© Estelle Lagarde
Atelier Publimod 26 rue de sevigne 75004 Paris France
La fiction est au cœur de l’œuvre d’Estelle Lagarde. Depuis 1996, ses débuts d’auteur dans la photographie, la mise en scène est sa matière première, bien au delà de sa manière. Elle part de la réalité pour nous conduire vers le rêve, l’absurde, l’incongru.
De «Dame des Songes» en «Contes Sauvages», d’«Hôpital» en «Maison d’Arrêt» (série inédite), c’est par le biais de l’étrange et de l’onirique qu’elle semble vouloir regarder et éprouver le monde qui l’entoure. Ce monde qui est aussi le nôtre.
Estelle Lagarde joue avec le temps et la lumière.
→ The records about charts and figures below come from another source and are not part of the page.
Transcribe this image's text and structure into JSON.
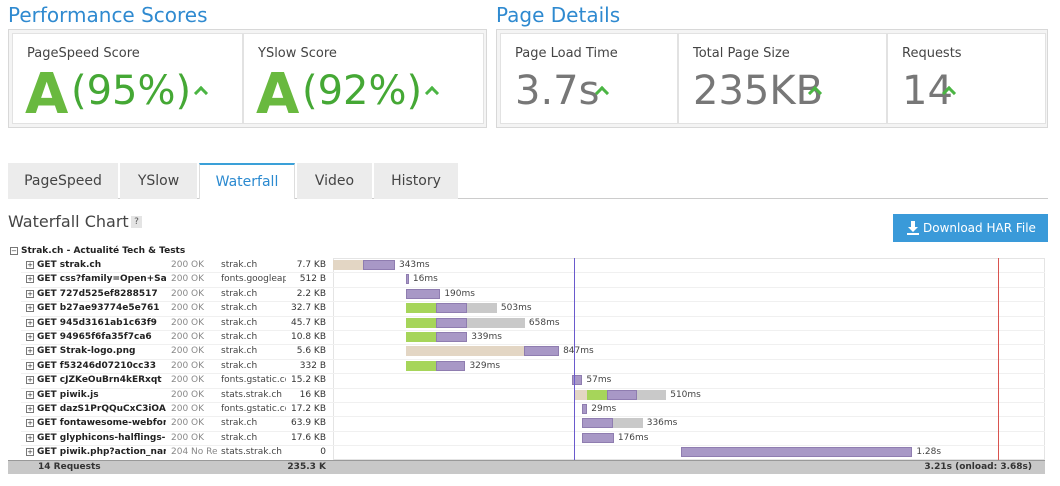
{
  "performance": {
    "title": "Performance Scores",
    "cards": [
      {
        "label": "PageSpeed Score",
        "grade": "A",
        "score": "(95%)"
      },
      {
        "label": "YSlow Score",
        "grade": "A",
        "score": "(92%)"
      }
    ]
  },
  "details": {
    "title": "Page Details",
    "cards": [
      {
        "label": "Page Load Time",
        "value": "3.7s"
      },
      {
        "label": "Total Page Size",
        "value": "235KB"
      },
      {
        "label": "Requests",
        "value": "14"
      }
    ]
  },
  "tabs": [
    "PageSpeed",
    "YSlow",
    "Waterfall",
    "Video",
    "History"
  ],
  "active_tab": 2,
  "waterfall": {
    "title": "Waterfall Chart",
    "help": "?",
    "download": "Download HAR File",
    "page": "Strak.ch - Actualité Tech & Tests",
    "timeline_ms": [
      0,
      3940
    ],
    "domload_ms": 1334,
    "onload_ms": 3680,
    "rows": [
      {
        "request": "GET strak.ch",
        "status": "200 OK",
        "domain": "strak.ch",
        "size": "7.7 KB",
        "start_ms": 0,
        "phases": [
          {
            "color": "#e3d6c4",
            "ms": 166
          },
          {
            "color": "#a898c6",
            "ms": 177
          }
        ],
        "time": "343ms"
      },
      {
        "request": "GET css?family=Open+Sa",
        "status": "200 OK",
        "domain": "fonts.googleapis",
        "size": "512 B",
        "start_ms": 404,
        "phases": [
          {
            "color": "#a898c6",
            "ms": 16
          }
        ],
        "time": "16ms"
      },
      {
        "request": "GET 727d525ef8288517",
        "status": "200 OK",
        "domain": "strak.ch",
        "size": "2.2 KB",
        "start_ms": 404,
        "phases": [
          {
            "color": "#a898c6",
            "ms": 190
          }
        ],
        "time": "190ms"
      },
      {
        "request": "GET b27ae93774e5e761",
        "status": "200 OK",
        "domain": "strak.ch",
        "size": "32.7 KB",
        "start_ms": 404,
        "phases": [
          {
            "color": "#a6d55a",
            "ms": 166
          },
          {
            "color": "#a898c6",
            "ms": 172
          },
          {
            "color": "#c9c9c9",
            "ms": 165
          }
        ],
        "time": "503ms"
      },
      {
        "request": "GET 945d3161ab1c63f9",
        "status": "200 OK",
        "domain": "strak.ch",
        "size": "45.7 KB",
        "start_ms": 404,
        "phases": [
          {
            "color": "#a6d55a",
            "ms": 166
          },
          {
            "color": "#a898c6",
            "ms": 172
          },
          {
            "color": "#c9c9c9",
            "ms": 320
          }
        ],
        "time": "658ms"
      },
      {
        "request": "GET 94965f6fa35f7ca6",
        "status": "200 OK",
        "domain": "strak.ch",
        "size": "10.8 KB",
        "start_ms": 404,
        "phases": [
          {
            "color": "#a6d55a",
            "ms": 166
          },
          {
            "color": "#a898c6",
            "ms": 173
          }
        ],
        "time": "339ms"
      },
      {
        "request": "GET Strak-logo.png",
        "status": "200 OK",
        "domain": "strak.ch",
        "size": "5.6 KB",
        "start_ms": 404,
        "phases": [
          {
            "color": "#e3d6c4",
            "ms": 653
          },
          {
            "color": "#a898c6",
            "ms": 194
          }
        ],
        "time": "847ms"
      },
      {
        "request": "GET f53246d07210cc33",
        "status": "200 OK",
        "domain": "strak.ch",
        "size": "332 B",
        "start_ms": 404,
        "phases": [
          {
            "color": "#a6d55a",
            "ms": 166
          },
          {
            "color": "#a898c6",
            "ms": 163
          }
        ],
        "time": "329ms"
      },
      {
        "request": "GET cJZKeOuBrn4kERxqt",
        "status": "200 OK",
        "domain": "fonts.gstatic.com",
        "size": "15.2 KB",
        "start_ms": 1323,
        "phases": [
          {
            "color": "#a898c6",
            "ms": 57
          }
        ],
        "time": "57ms"
      },
      {
        "request": "GET piwik.js",
        "status": "200 OK",
        "domain": "stats.strak.ch",
        "size": "16 KB",
        "start_ms": 1334,
        "phases": [
          {
            "color": "#e3d6c4",
            "ms": 72
          },
          {
            "color": "#a6d55a",
            "ms": 111
          },
          {
            "color": "#a898c6",
            "ms": 166
          },
          {
            "color": "#c9c9c9",
            "ms": 161
          }
        ],
        "time": "510ms"
      },
      {
        "request": "GET dazS1PrQQuCxC3iOA",
        "status": "200 OK",
        "domain": "fonts.gstatic.com",
        "size": "17.2 KB",
        "start_ms": 1378,
        "phases": [
          {
            "color": "#a898c6",
            "ms": 29
          }
        ],
        "time": "29ms"
      },
      {
        "request": "GET fontawesome-webfon",
        "status": "200 OK",
        "domain": "strak.ch",
        "size": "63.9 KB",
        "start_ms": 1378,
        "phases": [
          {
            "color": "#a898c6",
            "ms": 172
          },
          {
            "color": "#c9c9c9",
            "ms": 164
          }
        ],
        "time": "336ms"
      },
      {
        "request": "GET glyphicons-halflings-r",
        "status": "200 OK",
        "domain": "strak.ch",
        "size": "17.6 KB",
        "start_ms": 1378,
        "phases": [
          {
            "color": "#a898c6",
            "ms": 176
          }
        ],
        "time": "176ms"
      },
      {
        "request": "GET piwik.php?action_nar",
        "status": "204 No Re",
        "domain": "stats.strak.ch",
        "size": "0",
        "start_ms": 1926,
        "phases": [
          {
            "color": "#a898c6",
            "ms": 1280
          }
        ],
        "time": "1.28s"
      }
    ],
    "footer": {
      "requests": "14 Requests",
      "size": "235.3 K",
      "time": "3.21s (onload: 3.68s)"
    }
  }
}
Basée sur une durée de pause plus ou moins longue, la technique de l’artiste génère des lumières irréelles, enveloppe les personnages d’un halo mystérieux et fragile. Toutes les photographies sont réalisées à la chambre, sur tirages argentiques. La rencontre avec un lieu est le facteur déclenchant et tangible d’une construction visuelle, d’une plongée dans la fiction, et dans un mouvement retour, d’une possible interrogation du réel. Son œil de photographe est aussi celui d’une architecte : sur le terrain, en découvrant des bâtiments en passe d’être détruits, réhabilités et destinés à une nouvelle vocation, naît l’idée d’une nouvelle mise en scène.
Cette nouvelle série, « Lundi matin », est d’abord la découverte d’un étonnant garage automobile abandonné. Le lieu d’une activité que l’on devine intense, laissé à l’abandon, et depuis régulièrement visité par des tagueurs et des graffeurs, dont le sol semble peu à peu se recouvrir d’éléments végétaux en phase de décomposition.
C’est ce théâtre qu’Estelle Lagarde choisit pour évoquer à sa manière la crise économique qui perdure, la menace du chômage, le harcèlement, la dépression dans le monde de l’entreprise.
© Estelle Lagarde
La narration d’une semaine de travail lie les images entre elles. Chacune d’elles, de manière symbolique, mais également à échelle humaine, fait référence aux tourments auxquels est soumise notre société dans son ensemble, comme aux conséquences les plus quotidiennes et banalement douloureuses. À chaque jour suffit sa peine... et à chaque image d’Estelle Lagarde des mots qui sonnent comme des rengaines : «occupation», «solidarité», «résignation», «séquestration», «grève», «solitude», «licenciement»...
C’est sur ce terrain de l’inquiétant, de l’aberrant, mais aussi avec distance et peut-être humour, que la photographe nous laisse le choix de nous questionner ou de nous divertir, ou les deux à la fois. Si elle s’amuse avant tout avec cette mise en scène, comme dans ses précédentes séries, elle ne souhaite ni provoquer ni interdire nos interrogations les plus graves sur le monde, sur l’évolution et l’incongruité de celui ci. Elle se joue des «clichés» de la crise économique, de la lutte des classes. Elle se les réapproprie sans regard blasé ou condescendant, mais en leur insufflant une ambiguïté, une poétique de l’absurde.
Estelle Lagarde nous propose une vision mais ne l’envisage pas comme un constat humain, social ou philosophique.
Entre surréalisme et théâtralité, l’artiste interroge l’espace, l’occupant, et la relation qui les unit. Décors visibles sur les images d’Estelle Lagarde, les gravats et la décrépitude représentent le chaos et le délabrement de notre univers que nous ne savons ou ne voulons pas voir. Dans lequel nous déambulons même, sans nous en rendre compte. Elle se joue et joue du réel comme du rêve. Nous devenons nous mêmes les spectres qui traversent ses images.
La lumière qui pénètre les photographies d’Estelle Lagarde semble également traverser les personnages, nous indiquer tout à la fois leur passé, leur histoire et leur fragilité, leur évanescence. Une trace visuelle leur survit et oscille entre rêve et réalité.
© Estelle Lagarde
Estelle Lagarde interroge l’image, la représentation photographique en même temps qu’elle se joue de la réalité mais aussi de la théâtralité. Elle rend beau et amusant un sujet grave. Nous pouvons alors osciller entre deux réactions, avoir deux échappatoires : l’angoisse ou l’éclat de rire. Souvent les deux mélées l’une à l’autre.